While statutes require the election of a chair and a secretary of different genders, I don't think the absence of any committee members of a particular gender necessarily means the committee doesn't exist.
I also disagree that the presence of the outgoing central committee chair is a prerequisite to having an organizational meeting. That would have been especially difficult for the Green Party, because I don't think they ever replaced Willie Marshall as chair after he died. I think a meeting of all of the duly elected committee people (all one of them) would constitute an organizational meeting.
If you're correct, though, and no committee existed to collect filing fees, the City Charter provides that the filing fees go to the City treasury instead of to the (nonexistent) party committee. It would be up to City Treasurer Larry Williams (ironically the person DeVivo ran against last November) to get those fees from the E Board or ersatz party committee, as the case may be. Is Larry sleeping at the switch? But candidates still get to file and run on parties that have ballot status, whether or not they have a central committee, as long as they pay their filing fees.
I have heard (but cannot confirm) that all but one of the persons elected to the Green Party committee by write-in votes were ineligible because they either didn't exist or didn't live in the ward where the vote electing them was cast. And the one who did live in her ward (drum roll, please): 7th Ward Alderwoman Phyllis Young (although the voter spelled Phyllis with just one L). She is ineligible to be both alderman and committeewoman (whether or not from the same party) and would have to resign one. While she clearly would reject the Green Party post, I'm not aware that she has yet (perhaps because no one told her she got the GP vote). Isn't this fun?
Oracle, do not fight my awesome powers of useless information retrieval. Larry accepts the filing fee and sends it to GR only in cases of Independent candidates.
2.08.070 St. Louis City Revised Code - Independent candidate payment.
Any person desiring to file declaration papers, or propose as a candidate on any independent or nonpartisan ticket, who does not announce by declaration papers as a candidate for any political party as defined by law, and is not a member of a political party having a state or city committee, or treasurer thereof, shall pay the sum of money required by this chapter to be paid by the candidate for the office for which he proposes to the treasurer of the city; take a receipt therefor, and file this receipt with his declaration papers. The sum of money, so paid, shall go into the general revenue fund of the city. (1948 C. Ch. 20 § 13: 1960 C. § 76.070.)

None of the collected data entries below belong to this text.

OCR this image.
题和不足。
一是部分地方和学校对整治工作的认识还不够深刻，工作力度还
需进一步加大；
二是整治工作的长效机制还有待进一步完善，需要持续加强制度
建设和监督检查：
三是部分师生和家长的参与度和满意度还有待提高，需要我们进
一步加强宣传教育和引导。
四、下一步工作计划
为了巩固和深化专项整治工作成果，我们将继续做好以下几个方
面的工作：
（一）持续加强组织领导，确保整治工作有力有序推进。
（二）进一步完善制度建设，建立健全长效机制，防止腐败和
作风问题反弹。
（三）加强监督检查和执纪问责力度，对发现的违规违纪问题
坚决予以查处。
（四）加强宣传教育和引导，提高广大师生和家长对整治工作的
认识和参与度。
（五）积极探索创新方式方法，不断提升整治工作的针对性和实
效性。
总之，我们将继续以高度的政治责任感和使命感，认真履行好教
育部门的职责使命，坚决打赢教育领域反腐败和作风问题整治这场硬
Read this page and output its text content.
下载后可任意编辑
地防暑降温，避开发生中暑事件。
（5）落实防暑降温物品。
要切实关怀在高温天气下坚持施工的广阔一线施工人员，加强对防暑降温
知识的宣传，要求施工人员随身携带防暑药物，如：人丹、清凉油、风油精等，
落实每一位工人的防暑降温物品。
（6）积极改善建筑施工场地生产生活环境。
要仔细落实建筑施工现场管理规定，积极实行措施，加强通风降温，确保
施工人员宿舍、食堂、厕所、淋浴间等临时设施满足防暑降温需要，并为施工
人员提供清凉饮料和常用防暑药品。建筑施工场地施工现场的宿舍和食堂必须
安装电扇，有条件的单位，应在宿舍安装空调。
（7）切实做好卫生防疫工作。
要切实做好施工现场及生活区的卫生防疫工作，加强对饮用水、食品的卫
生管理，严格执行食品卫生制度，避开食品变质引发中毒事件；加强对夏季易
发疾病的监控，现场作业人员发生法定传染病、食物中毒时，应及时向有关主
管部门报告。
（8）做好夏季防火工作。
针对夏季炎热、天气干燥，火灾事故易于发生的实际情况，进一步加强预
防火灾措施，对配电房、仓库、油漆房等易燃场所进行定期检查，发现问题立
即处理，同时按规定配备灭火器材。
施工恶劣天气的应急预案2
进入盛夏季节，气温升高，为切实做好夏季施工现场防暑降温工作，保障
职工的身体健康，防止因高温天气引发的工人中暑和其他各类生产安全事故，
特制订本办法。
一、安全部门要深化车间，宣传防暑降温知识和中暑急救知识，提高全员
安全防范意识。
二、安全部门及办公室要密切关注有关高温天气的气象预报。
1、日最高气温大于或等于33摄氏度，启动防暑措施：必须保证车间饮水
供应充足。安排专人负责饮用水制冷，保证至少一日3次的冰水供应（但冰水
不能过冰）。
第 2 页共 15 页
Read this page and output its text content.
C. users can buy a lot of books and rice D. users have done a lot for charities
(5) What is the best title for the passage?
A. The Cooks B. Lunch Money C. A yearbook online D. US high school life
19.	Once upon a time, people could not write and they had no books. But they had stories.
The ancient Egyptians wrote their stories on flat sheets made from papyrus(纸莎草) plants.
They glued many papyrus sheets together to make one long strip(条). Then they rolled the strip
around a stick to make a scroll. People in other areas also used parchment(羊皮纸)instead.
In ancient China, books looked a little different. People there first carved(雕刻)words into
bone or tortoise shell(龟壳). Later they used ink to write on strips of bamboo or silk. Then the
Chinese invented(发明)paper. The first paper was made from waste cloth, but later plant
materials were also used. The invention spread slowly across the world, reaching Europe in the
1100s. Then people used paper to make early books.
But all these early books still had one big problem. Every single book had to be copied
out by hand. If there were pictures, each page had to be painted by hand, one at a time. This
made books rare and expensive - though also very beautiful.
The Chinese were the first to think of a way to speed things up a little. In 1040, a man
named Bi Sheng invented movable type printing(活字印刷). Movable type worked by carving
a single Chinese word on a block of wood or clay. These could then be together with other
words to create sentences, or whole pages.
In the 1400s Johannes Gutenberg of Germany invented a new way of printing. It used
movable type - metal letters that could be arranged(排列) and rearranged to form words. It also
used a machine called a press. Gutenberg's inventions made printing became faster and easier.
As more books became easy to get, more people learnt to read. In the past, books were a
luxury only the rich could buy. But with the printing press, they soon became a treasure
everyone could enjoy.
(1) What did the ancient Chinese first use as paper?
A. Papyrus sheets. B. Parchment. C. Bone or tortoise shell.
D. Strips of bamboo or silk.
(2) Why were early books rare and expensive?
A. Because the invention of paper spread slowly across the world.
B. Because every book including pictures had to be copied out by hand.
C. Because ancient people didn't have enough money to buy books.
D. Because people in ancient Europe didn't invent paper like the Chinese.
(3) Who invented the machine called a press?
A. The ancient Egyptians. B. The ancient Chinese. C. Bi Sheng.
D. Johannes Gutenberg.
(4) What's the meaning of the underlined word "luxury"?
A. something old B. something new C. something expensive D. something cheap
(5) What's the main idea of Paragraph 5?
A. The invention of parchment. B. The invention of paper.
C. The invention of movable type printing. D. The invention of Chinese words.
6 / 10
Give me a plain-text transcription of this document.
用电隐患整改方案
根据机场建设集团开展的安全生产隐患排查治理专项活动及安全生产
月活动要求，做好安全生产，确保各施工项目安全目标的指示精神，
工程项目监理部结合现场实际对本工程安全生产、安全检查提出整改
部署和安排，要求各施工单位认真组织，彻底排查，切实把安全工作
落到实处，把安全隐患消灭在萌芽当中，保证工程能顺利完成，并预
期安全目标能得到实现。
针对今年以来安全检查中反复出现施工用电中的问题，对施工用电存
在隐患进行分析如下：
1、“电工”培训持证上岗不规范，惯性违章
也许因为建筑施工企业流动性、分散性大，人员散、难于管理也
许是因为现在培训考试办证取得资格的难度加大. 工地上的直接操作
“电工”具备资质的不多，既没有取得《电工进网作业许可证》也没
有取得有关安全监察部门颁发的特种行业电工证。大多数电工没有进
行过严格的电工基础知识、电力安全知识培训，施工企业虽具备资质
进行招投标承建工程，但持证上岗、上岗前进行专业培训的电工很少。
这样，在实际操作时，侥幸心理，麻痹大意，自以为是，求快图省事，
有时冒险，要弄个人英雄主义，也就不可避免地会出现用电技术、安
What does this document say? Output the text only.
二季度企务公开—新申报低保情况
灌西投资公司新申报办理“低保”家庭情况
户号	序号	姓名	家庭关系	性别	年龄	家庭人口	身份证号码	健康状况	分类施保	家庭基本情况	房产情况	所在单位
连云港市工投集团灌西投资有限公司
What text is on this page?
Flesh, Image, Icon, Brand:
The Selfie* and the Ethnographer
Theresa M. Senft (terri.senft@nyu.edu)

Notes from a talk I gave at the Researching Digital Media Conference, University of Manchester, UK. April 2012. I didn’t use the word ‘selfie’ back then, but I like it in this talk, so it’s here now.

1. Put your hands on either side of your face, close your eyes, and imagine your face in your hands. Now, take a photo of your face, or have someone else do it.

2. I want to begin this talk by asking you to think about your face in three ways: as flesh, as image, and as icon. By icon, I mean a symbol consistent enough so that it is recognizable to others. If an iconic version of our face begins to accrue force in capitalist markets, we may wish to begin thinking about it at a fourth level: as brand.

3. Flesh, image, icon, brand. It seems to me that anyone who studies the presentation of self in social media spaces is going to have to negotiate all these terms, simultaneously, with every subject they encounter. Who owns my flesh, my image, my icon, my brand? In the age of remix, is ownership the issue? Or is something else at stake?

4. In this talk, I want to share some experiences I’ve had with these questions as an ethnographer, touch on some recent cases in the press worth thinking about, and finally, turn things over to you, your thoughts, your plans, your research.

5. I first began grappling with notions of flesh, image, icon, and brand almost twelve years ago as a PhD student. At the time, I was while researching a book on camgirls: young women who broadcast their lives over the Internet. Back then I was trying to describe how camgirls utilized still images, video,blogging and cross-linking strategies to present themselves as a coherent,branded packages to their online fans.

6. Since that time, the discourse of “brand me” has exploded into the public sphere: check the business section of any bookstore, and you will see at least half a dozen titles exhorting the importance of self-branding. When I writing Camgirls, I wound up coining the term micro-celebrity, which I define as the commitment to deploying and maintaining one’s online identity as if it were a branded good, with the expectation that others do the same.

The statute about the organizational meeting- "At the meeting, each committee shall organize by electing one of its members as chair and one of its members as vice chair, a man and a woman,..."- clearly says it takes two to tango and the two shall be of opposite gender. What's the most important word in any law? The may or shall. This one says shall.
Ms. Young likely has all the Green needs in her life from Mr. Young, who is to the left of GP and walks the walk. No Mike Mitchell scenario there.
"Dance like nobody's watching. Love like you've never been hurt. Sing like nobody's listening. Live like it's heaven on earth."- Mark Twain
Not completely. State law allows the committee members (i.e., DeVivo) to appoint other members of the committee. (That's how vacancies are filled on the Democratic and Republican central committees.) If DeVivo were to be elected mayor, the committee would continue to exist so long as he had appointed one or more other members prior to his own resignation.